The younger you start chores with your kids the better! These chores will become a part of their daily routine and be a habit that they will carry with them into adulthood. What better way could you teach your kids from a young age self-sufficiency?
A few months back, over on my other blog, I shared a chore system that works well for our family. It’s just a simple chore chart where my kids earn money on a daily basis.
The money they earn goes in an envelope and at the end of 2 weeks (where they could have earned up to $10), they divide up their money into the following;
- 10% tithe to church
- 40% savings to the bank
- 50% spend/keep
I titled the chore chart “Instant Gratification” because they can grab the dollar they earned for the day when their chores are done….but truly, it’s not instant gratification because they don’t actually get their money for 2 weeks. Let me tell you, the controversy over the name of the chore chart hit the roof! Feel free to read the comments on the post here.
Everyone has an opinion. I think it’s great that we can all share our opinions and take bits and pieces from what each person shares!
My hope is that we parents don’t make excuses for our sports kids and skip giving them chores. Take the time to instill a work ethic both on and off the field. Feel free to use the chore system I created or a different one that fits your family best!
Do you ever have trouble deciding what chores to have your kids do at home? We created an age appropriate list to help you assign chores to your kids this summer. Feel free to print it out, hang it on your fridge or add it to your family planning binder. You can grab the download link below.











How do you teach the younger ones chores? Do you walk around with them to make sure they are doing the chores until they get into the habit?
Jess, it will take some coaching from you at first with most ages. You will need to show them how to do the job and help them the first couple of times, but after that hopefully they will get the hang of it! 🙂
Thanks for the age appropriate list! I am always second guessing myself on what my kids should be able to do and it looks like we are on the page 🙂 Thanks!!

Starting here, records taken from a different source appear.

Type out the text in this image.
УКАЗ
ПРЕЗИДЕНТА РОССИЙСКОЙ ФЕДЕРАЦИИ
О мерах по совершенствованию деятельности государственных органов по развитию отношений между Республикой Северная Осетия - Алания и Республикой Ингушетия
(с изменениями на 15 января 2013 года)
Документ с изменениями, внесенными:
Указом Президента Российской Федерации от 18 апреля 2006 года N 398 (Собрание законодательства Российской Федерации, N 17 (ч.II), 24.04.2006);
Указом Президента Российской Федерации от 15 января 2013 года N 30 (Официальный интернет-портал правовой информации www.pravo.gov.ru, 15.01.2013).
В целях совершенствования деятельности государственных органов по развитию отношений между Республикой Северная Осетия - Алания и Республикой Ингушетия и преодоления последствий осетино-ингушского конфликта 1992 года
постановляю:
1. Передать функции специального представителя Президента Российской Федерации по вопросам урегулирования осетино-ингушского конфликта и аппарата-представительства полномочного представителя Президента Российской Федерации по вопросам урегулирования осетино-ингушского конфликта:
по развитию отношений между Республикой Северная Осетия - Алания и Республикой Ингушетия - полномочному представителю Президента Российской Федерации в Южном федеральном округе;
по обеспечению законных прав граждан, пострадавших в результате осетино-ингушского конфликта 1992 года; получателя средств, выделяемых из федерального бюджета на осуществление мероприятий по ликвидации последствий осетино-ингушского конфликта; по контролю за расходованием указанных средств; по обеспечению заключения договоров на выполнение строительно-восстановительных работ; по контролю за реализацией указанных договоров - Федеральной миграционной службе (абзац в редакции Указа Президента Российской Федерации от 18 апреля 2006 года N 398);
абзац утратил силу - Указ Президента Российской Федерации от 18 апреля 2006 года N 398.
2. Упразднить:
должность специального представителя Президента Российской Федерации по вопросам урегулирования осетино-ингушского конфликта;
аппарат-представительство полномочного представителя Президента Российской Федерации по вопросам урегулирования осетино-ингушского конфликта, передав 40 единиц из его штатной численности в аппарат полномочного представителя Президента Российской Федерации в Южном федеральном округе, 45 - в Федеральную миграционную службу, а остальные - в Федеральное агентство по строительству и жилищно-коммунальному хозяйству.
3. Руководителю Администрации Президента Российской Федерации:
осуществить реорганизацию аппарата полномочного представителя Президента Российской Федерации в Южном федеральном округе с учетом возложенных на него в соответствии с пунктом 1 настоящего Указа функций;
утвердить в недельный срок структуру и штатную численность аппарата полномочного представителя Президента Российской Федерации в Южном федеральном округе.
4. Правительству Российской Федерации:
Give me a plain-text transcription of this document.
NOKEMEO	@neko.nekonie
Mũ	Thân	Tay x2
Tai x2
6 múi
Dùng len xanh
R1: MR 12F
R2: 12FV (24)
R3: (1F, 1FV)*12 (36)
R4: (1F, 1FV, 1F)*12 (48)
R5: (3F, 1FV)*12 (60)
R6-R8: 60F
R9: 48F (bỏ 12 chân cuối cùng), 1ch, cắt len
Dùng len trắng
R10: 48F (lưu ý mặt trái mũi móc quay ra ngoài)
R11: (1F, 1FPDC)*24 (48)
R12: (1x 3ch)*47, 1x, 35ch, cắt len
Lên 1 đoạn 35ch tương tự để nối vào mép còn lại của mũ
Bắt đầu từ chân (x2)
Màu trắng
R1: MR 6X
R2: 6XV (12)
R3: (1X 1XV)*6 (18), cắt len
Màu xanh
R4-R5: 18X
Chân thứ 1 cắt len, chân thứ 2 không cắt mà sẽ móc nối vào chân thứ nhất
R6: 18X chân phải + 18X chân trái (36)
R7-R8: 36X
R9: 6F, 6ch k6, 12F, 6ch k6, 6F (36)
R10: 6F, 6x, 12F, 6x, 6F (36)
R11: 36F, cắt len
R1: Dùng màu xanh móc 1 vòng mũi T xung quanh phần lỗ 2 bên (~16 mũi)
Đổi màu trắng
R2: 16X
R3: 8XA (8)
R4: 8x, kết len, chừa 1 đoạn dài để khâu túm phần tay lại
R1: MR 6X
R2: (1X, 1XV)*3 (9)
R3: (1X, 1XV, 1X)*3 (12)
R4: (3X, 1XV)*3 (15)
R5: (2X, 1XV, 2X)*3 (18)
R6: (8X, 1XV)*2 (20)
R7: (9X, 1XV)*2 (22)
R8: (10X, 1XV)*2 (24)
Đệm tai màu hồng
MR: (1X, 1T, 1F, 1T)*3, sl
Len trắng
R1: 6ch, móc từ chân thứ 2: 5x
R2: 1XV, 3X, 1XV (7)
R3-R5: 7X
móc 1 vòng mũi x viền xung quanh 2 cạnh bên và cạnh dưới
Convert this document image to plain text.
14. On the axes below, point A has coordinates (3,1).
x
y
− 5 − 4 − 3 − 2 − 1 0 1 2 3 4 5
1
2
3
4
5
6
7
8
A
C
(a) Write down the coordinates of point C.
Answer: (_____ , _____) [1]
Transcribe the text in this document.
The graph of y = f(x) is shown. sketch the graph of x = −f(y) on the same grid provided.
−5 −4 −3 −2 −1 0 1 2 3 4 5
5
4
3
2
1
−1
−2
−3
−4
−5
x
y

I love this! Practical question though: I happen to have four children, ages 6, 4, 3 and 1. Any tips on how to focus on helping each of them learn and then complete their chores without finding the entire rest of the house a disaster?
I love this list. We have been making our 3 do chores for a while. Sometimes easily and sometimes not. In addition to other tasks our 5 year old makes his lunch for school. I use a lot of pre-packaged things (applesauce, fruit cups, cheese sticks, hummus and pb cups) that he can grab and put in. If needed we help by cutting up apples and packaging things for dipping. His sisters will help him make a sandwich when necessary.
That’s great, Kelly! If we set high expectations for our kids, they will meet them!
I like these…..but no way is my 9 year old cutting the grass or cutting veggies with a knife!
It’s funny, with my first son I would have said the same thing, but by the time the 3rd boy rolled along he did everything at a much earlier age than the other two. Part of it was because he wanted to keep up with his brothers and the other part is that I realized I needed to let him try things…supervised of course. He mowed our grass at age 9 and started a cooking class at age 6 (and he has his own knives that are kid friendly–have you seen a lettuce knife? it’s perfect for elementary age kids!)!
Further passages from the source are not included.